UE : Un refus polonais concerté depuis longtemps
Le Centre et l’Est tiennent à la raclée du samedi soir
(Marc Chaudeur) – En Pologne, le gouvernement populiste-conservateur du PiS s’est opposé à la Convention d’Istanbul, destinée à sanctionner juridiquement les violences contre les femmes. En Pologne, mais aussi en Bulgarie, en République tchèque, en Slovaquie, en Hongrie, en Lettonie et en Lituanie, ce qu’on semble oublier… Comment expliquer ce pas en arrière de l’Europe centrale et orientale ?
La presse internationale, depuis quelques jours, ne cesse de porter sa lunette sans verre sur l‘attitude de la Pologne, répétant en boucle selon son habitude les mêmes bribes d’informations. Mais le refus de la Convention d’Istanbul sur les violences contre les femmes ne concerne pas seulement Varsovie gangrenée par le PiS dont le candidat – le président sortant Andrzej Duda – vient malheureusement de remporter les élections, retardant encore de quelques années les réformes absolument nécessaires à la Pologne, afin qu’elle puisse se trouver au diapason de l’Union européenne, dont elle fait partie depuis plus de quinze ans. Et cela dans tous les domaines ; y compris celui des mœurs.
Au sein des institutions dirigeantes de l’Union européenne, on a réagi vivement, notamment dans tous les groupes politiques du Parlement ; sauf dans ceux de l’extrême-droite. La chef(fe) du groupe des Socialistes et Démocrates a qualifié de « honteuse » cette décision ; l’eurodéputé libéral et ancien premier ministre roumain, Dacia Ciolos, membre du groupe Renew, a déclaré que « se servir de la lutte contre la Convention d’Istanbul pour manifester son conservatisme est un acte pathétique ».
D’ autres ont appelé l’Union à réagir et à se donner les moyens juridiques adéquats pour que les femmes soient protégées des violences, conjugales et autres. La secrétaire générale du Conseil de l’Europe, Marija Pejcinović Burić, a estimé haut et fort que la Pologne faisait « un pas en arrière dans le domaine de la protection des femmes contre la violence ». Et c’est bien de cela qu’il s’agit.
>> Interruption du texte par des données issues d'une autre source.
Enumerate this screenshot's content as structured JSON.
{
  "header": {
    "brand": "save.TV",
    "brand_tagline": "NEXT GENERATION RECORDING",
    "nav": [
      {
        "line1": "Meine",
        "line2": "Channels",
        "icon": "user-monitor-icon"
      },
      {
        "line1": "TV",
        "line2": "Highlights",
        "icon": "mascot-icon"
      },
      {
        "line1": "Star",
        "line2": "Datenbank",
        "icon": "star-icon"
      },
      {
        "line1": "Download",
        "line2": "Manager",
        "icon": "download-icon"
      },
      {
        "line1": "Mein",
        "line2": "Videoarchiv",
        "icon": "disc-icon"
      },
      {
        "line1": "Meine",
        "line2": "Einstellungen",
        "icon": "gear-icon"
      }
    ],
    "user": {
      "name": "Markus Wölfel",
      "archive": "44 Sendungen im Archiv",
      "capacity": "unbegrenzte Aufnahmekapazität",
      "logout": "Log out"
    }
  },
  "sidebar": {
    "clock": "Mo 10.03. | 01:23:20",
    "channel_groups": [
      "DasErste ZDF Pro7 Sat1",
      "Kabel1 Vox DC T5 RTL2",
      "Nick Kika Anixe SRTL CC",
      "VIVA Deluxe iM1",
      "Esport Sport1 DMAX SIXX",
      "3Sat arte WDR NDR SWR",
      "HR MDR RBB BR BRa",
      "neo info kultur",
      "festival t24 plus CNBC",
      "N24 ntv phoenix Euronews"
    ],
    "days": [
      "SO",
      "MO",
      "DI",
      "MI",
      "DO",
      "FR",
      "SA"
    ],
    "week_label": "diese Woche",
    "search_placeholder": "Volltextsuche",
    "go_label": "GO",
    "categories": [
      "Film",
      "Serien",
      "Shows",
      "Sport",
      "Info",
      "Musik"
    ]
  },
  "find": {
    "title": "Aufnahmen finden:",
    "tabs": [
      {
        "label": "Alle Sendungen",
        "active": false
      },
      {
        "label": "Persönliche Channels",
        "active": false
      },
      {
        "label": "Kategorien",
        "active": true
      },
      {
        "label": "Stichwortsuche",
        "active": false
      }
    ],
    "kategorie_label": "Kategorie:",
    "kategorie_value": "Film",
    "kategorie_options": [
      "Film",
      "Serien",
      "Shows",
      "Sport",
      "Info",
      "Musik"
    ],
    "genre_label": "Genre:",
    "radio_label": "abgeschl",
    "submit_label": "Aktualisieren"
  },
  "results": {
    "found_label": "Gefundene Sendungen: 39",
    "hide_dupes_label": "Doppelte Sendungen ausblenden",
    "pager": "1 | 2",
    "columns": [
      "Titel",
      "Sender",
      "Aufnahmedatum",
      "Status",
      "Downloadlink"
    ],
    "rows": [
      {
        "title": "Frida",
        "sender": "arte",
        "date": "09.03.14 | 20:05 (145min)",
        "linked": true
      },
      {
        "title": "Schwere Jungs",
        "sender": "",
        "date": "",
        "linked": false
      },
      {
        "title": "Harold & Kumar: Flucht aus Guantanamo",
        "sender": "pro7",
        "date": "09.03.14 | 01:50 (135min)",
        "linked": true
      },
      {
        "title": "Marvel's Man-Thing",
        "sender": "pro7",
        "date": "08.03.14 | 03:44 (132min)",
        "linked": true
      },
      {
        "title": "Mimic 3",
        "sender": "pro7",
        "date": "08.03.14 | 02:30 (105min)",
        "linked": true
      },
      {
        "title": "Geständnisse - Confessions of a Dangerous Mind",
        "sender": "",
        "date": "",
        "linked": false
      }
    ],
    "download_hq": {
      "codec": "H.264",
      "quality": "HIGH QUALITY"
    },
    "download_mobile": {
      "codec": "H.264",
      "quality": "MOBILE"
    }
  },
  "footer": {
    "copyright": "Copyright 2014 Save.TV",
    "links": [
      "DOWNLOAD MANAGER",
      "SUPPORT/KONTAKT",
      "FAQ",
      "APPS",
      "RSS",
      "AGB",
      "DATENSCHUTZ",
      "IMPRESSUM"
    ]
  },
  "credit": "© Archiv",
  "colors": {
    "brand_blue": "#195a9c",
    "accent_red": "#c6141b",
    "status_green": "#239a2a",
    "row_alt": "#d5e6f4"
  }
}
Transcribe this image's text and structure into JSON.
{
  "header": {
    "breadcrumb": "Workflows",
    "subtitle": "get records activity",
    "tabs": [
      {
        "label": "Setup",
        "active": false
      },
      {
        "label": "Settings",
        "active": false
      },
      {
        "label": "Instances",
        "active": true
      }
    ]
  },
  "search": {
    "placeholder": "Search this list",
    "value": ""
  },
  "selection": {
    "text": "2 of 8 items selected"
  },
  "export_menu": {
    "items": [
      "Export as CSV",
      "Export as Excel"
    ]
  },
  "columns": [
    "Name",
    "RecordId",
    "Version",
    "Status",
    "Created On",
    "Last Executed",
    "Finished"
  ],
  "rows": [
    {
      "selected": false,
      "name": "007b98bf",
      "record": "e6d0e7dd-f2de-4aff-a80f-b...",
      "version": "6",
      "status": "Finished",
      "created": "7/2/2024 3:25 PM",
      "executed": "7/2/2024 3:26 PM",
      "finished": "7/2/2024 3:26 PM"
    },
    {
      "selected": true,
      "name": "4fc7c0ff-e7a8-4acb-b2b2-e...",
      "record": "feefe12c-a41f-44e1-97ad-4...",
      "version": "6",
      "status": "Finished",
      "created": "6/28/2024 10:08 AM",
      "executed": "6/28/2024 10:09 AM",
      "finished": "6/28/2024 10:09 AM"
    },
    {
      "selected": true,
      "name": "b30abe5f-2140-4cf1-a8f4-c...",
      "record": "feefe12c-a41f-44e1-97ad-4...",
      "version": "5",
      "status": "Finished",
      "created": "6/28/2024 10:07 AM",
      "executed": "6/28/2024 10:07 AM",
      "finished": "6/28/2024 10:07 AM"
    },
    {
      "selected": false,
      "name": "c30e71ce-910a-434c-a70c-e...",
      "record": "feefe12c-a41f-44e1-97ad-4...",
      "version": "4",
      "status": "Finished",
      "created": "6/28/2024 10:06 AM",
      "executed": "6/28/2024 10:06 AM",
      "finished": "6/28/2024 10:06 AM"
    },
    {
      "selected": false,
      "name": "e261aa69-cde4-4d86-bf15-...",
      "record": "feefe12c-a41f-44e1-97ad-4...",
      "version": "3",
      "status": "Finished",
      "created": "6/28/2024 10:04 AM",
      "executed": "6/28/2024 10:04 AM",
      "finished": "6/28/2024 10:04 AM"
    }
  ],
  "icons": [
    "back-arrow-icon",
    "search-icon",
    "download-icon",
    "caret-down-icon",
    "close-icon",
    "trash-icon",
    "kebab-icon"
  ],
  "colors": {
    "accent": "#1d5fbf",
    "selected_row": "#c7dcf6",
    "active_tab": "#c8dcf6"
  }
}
A l’explication fréquente qu’on entend souvent dans les milieux politiques ces deniers mois, à savoir que la Pologne – et les autres pays mentionnés – partent de la motivation de « défendre les valeurs traditionnelles », il faut bien évidemment répliquer que les violences contre les femmes ne sont pas des valeurs, ni des « valeurs traditionnelles ». Outre l’inflation récente du mot « valeur » (un mot à la mode, comme « impacter », « résilience » mis désormais à toutes les sauces socio-cuculs, ou « gérer », et quelques autres), on fera remarquer que la violence n’est pas une valeur du tout, ni plus précisément, la violence contre les femmes ; du moins pas en Europe. C’est ce qu’a fort bien asséné Guy Verhofstadt, député libéral au Parlement européen : en substance, que la décision du ministre de la Justice polonais, Zbigniew Ziobro, était « scandaleuse » et que la violence n’était pas une valeur traditionnelle.
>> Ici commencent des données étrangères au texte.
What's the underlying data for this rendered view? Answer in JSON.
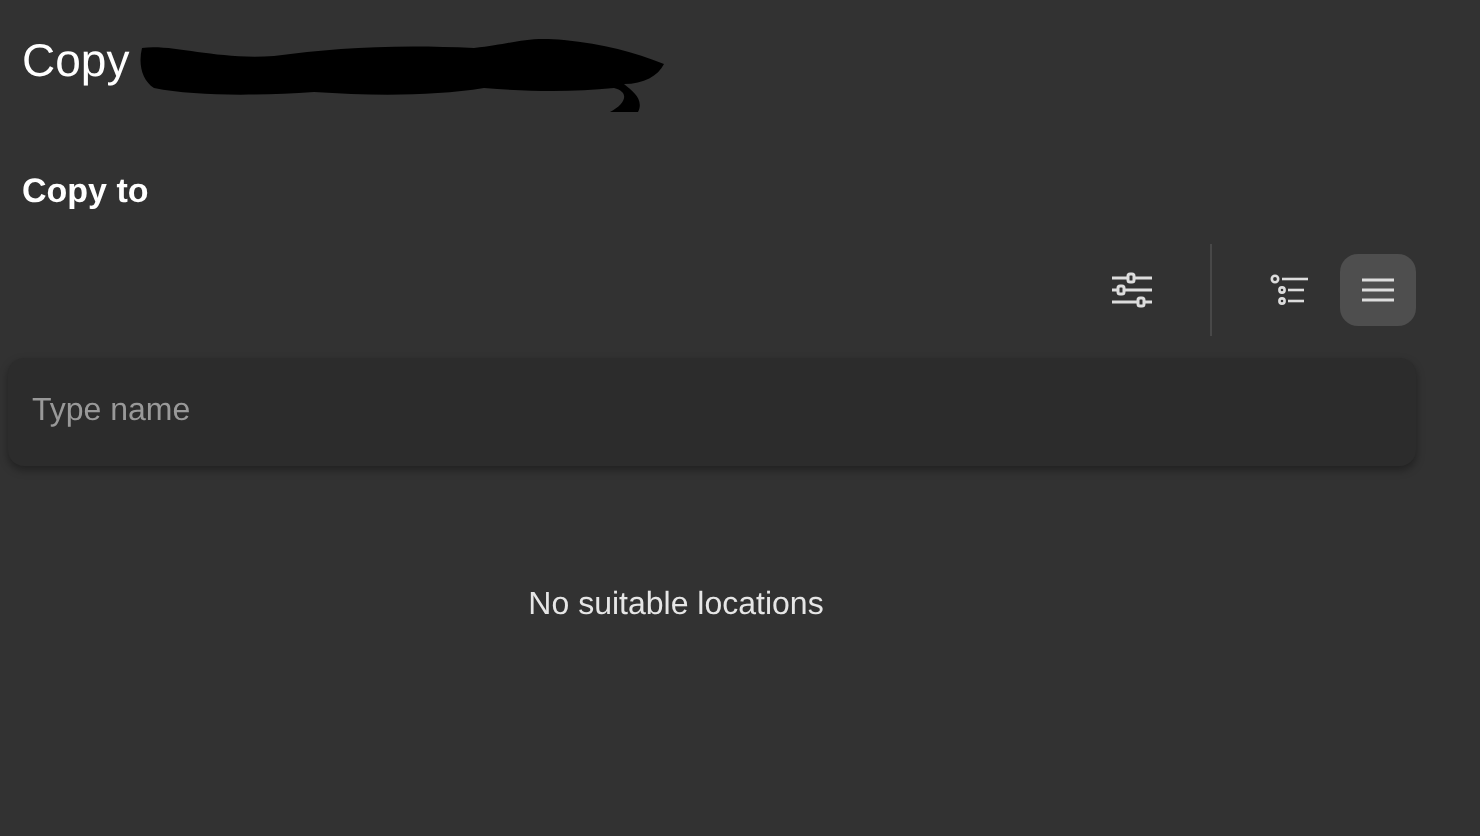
{
  "window": {
    "title": "Copy"
  },
  "heading": "Copy to",
  "view_modes": [
    {
      "kind": "outline",
      "selected": false
    },
    {
      "kind": "list",
      "selected": true
    }
  ],
  "search": {
    "placeholder": "Type name"
  },
  "empty_message": "No suitable locations"
}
Pourtant, le problème général se situe bien à ce niveau : la Pologne et une grande partie de l’Europe centrale et orientale rejettent en bloc toute une conception (du moins, une représentation…) de la vie sociale, de la tolérance et de la liberté morale. Leurs suffrages vont à une Europe macho et beauf’, celle des années 1950 en ce qu’elles avaient de pire.
C’est le paquet tout entier de la modernité que ces pays veulent jeter aux ordures en faveur d’une Europe rétrograde et inégalitaire . Celle que prônent l’Église catholique polonaise, et plus à l’Est, les diverses Eglises nationales orthodoxes qui, malgré les rivalités sanglantes qui les déchirent par endroits (notamment au cœur du Monténégro et entre les Etats) s’entendent toujours sur l’essentiel : l’oppression des femmes, des minorités et des plus démunis, au nom des principes de résignation et de cette soumission aux « autorités » qu’évoque si bien Saint Paul, repris inlassablement par les curés et les popes.
Dans l’annonce du ministre de la Justice polonais, il est possible aussi que se dissimule une stratégie interne aux magouillages politiques du plus haut niveau : car Zbigniew Ziobro n’est pas membre du PiS ; il a fondé lui-même son parti, qui s’appelle SP (Pologne Solidaire), en 2011, et cela en invoquant un manque de démocratie interne au sein du parti de Kaczyński, auquel il appartenait depuis 2001. Allez savoir ! Peut-être Ziobro, plutôt jeune, sera-t-il un jour lui même candidat beauf-ringard contre les partis modernes et europhiles…
Au moment du décès de cette grande figure qu’a été Gisèle Halimi, ces tribulations suscitent en tout cas une grande inquiétude sur l’avenir de la démocratie européenne. Et un profond dégoût.